Monday, January 5, 2009

Game of the Year Awards

At last, the time has come to pick my Videogame of the Year, as well as three runners-up and my pick for best new hardware. This tradition goes back to 1981, when I was 15 years old and had just gotten an Odyssey 2 for Christmas. Why I started it and continued it through all these years, I'm not sure. But the show must go on!

It was a banner year for great videogames, with many of the games that I beat this year all likely nominees. But I had to narrow it down, so here's what I came up with. Keep in mind, the award has always been for the games I personally played in that year, which does not necessarily mean that the game was released in the same year.

Winner : Grand Theft Auto IV (Microsoft XBox 360)
2008 was the year of the open-world "sandbox" type of game for me, and GTA IV was the biggest and baddest of them all. No one has ever made a larger, more detailed virtual world (much less a sprawling metropolis) that can come close to what Rockstar Games achieved with this title. But it's not just the size - the sheer number of things that your character can do in this game also adds to the value of this package.

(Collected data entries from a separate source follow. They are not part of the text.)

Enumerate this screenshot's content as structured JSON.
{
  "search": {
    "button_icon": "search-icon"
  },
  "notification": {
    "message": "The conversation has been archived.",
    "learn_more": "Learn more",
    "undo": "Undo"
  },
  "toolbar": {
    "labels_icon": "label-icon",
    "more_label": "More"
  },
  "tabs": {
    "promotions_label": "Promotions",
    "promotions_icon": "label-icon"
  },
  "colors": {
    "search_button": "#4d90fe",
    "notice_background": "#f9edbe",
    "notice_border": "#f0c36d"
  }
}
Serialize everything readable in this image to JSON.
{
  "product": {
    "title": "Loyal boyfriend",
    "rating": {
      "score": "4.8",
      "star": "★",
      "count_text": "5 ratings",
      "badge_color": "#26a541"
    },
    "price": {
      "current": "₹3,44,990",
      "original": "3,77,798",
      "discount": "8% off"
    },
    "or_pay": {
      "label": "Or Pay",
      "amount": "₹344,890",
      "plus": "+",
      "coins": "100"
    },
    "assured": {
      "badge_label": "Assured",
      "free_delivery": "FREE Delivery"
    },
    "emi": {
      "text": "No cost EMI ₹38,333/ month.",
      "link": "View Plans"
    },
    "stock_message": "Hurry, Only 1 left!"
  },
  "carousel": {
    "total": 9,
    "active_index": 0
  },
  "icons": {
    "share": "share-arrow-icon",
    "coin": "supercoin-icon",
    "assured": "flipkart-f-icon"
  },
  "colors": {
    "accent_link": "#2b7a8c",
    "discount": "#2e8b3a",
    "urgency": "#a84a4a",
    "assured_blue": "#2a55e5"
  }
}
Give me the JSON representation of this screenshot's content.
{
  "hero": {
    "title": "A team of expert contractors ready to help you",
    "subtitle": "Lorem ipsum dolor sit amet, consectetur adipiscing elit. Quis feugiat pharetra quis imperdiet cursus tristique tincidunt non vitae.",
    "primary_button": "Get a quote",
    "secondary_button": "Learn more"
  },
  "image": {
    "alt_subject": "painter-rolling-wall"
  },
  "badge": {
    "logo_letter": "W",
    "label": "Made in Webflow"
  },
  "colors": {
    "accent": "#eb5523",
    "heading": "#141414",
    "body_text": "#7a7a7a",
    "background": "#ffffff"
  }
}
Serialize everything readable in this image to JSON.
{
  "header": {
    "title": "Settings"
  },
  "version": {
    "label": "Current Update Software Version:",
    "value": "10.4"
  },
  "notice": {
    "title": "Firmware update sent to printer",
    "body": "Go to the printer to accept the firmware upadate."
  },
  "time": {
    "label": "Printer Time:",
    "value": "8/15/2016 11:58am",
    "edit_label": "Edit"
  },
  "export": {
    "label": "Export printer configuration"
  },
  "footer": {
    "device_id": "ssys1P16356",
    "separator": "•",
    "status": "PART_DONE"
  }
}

And if all that weren't enough, the story and the characters are well produced, eliciting sympathy for the lead character and his friends, even though their in-game actions could certainly be considered sociopathic. Grand Theft Auto IV is really the whole enchilada, and the four months it took to beat it are a testament to its polish, playability, and sheer fun.

Runner - Up : The Orange Box (Microsoft XBox 360)
Not since Sppedway/Spinout/Crypto-Logic for the Odyssey 2 has a three-pack of games so completely defined my first days with a new videogame system. Included in The Orange Box are Half-Life 2 (plus its expansion episodes), Portal, and Team Fortress 2. Portal itself was the most amazingly innovative game I played in 2009, a first-person puzzle and action game that challenged my brain in ways no other game ever has, and offered one of the best endings in game history. Half-Life 2 and Half-Life 2 Episodes 1 and 2 were stunning first-person shooting bliss of the highest order. And the class-based Team Fortress 2 provided a lot of online multiplayer fun.

Runner - Up : Dead Space (Microsoft XBox 360)
Survival-horror games have, ironically, been done to death, so it takes a new approach to really stand out in the crowd. Dead Space puts the player in the role of an engineer on a derelict spaceship full of horrific creatures, and the game's innovations work well to refresh the genre. The undead "necromorphs" require the player to shoot off their limbs to stop them, instead of headshots. The game's weapons are for the most part innovative and fun to enhance, and the zero-gravity sections of the ship work amazingly well. Dead Space was a blast to play, was graphically impressive, and offered many scares along the way.

Runner - Up : Bully : Scholarship Edition (Nintendo Wii)
Another one of Rockstar Games' "sandbox" titles, Bully puts the player in the role of tough kid Jimmy, dumped by his parents at a strict boarding school divided into factions of nerds, jocks, preppies, greasers, and townies. Jimmy not only has to survive all of that, but he has to actually attend school as well, with the Wii's motion controls being utilized to their fullest to do things like dissect frogs in Biology class. Exploring the school and the local community was as much fun as exploring the game's social aspects, like juggling girlfriends and learning fighting moves from the local hobo. There was a lot to do in Bully, and the game's hilarious sense of humor made it all worth the time.

Best New Hardware : Microsoft XBox 360 Pro System

And those are my awards. Your mileage may vary.